I’m not sure if this injury will impact Peter Chiarelli’s summer plans, but it should. As it stands now, the Oilers only have two top-four defenders under contract in Adam Larsson and Oscar Klefbom. Even if the team re-signs Kris Russell, that still gives them only three rearguards that can play that top-four role.

Darnell Nurse will eventually be able to handle that workload, but can the third year player be expected to make that jump next fall? I’m not so sure.

I had the Oilers needing a second pairing RHD going into this off-season (the Russell spot) and that hole still remains. The club may just re-sign Russell or they may go the trade route (Justin Faulk, Travis Hamonic), but either way it needs to be filled. This injury means, to me, that Edmonton will need to add another NHL defender to the ranks this summer.

Let’s say Sekera comes back around Christmas time, okay? That means he will miss just under half of the season, which is a rather large chunk of games. Will that alone sink the Oilers next season? No, it will not, but it makes the margin of error even slimmer than it is right now. It also leaves Edmonton very vulnerable on the backend.

The club could try and get by with internal options, as Peter Chiarelli suggested Tuesday, or it could be proactive and acquire someone to help fill the role while Sekera is on the mend.
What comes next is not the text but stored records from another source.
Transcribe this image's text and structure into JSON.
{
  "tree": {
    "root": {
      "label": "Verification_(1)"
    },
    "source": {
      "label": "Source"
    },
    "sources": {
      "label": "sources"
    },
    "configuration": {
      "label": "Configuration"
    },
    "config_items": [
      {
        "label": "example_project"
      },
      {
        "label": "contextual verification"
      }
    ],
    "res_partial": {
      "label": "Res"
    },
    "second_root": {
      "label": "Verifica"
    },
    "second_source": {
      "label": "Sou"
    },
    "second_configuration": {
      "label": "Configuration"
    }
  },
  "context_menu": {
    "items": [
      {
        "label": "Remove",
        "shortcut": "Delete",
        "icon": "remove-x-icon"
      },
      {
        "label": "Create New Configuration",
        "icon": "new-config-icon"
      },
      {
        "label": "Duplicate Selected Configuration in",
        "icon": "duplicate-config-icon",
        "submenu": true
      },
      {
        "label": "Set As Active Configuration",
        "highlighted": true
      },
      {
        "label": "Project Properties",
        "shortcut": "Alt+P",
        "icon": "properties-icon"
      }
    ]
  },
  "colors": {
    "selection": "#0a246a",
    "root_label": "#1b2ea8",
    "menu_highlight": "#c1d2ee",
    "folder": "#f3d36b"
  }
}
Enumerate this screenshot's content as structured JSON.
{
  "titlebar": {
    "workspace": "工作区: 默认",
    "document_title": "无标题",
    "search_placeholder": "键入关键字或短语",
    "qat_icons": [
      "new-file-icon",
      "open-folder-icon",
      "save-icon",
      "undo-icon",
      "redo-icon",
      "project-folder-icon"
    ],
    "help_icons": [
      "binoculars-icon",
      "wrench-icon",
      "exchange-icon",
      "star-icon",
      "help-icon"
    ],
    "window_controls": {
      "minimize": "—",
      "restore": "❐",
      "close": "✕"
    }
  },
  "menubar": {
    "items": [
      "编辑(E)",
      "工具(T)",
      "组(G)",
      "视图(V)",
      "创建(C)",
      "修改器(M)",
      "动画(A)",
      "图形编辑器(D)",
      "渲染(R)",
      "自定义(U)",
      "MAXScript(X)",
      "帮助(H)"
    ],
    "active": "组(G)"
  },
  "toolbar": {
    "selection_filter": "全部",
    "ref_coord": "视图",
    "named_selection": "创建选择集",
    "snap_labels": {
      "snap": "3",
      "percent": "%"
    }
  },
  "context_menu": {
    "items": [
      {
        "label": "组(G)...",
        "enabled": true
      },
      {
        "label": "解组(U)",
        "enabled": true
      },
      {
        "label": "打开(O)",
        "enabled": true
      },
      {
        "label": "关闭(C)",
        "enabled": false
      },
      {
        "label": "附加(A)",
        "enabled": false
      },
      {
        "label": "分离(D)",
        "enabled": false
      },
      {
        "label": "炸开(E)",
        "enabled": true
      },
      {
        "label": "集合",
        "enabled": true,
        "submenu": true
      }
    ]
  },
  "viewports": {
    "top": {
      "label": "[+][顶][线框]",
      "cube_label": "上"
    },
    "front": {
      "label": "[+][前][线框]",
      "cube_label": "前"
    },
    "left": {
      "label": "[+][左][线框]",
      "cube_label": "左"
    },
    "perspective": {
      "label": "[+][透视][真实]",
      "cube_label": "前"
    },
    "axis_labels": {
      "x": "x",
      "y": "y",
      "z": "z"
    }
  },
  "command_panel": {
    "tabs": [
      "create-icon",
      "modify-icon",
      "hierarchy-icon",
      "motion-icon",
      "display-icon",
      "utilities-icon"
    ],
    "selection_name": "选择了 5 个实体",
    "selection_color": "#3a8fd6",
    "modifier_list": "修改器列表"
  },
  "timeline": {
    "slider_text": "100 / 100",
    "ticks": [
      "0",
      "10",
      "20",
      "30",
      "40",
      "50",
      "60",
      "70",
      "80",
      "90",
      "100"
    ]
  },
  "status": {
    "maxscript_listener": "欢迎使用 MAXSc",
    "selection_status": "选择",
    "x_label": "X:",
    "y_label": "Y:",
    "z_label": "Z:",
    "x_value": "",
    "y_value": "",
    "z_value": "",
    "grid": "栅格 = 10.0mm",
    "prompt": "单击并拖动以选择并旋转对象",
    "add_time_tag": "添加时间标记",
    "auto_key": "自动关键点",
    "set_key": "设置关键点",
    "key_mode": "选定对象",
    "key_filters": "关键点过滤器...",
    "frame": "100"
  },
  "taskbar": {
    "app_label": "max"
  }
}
Personally, with the goal now being to win a Stanley Cup, I believe the Oilers should go out and acquire a defender to take Sekera’s minutes while he recovers.

Edmonton has to avoid a slow start in 2017-18, and making sure the blueline is taken care could help ensure they avoid that slow start.

This injury throws a wrench into Edmonton’s plans, and it will be interesting to see how they adapt to it.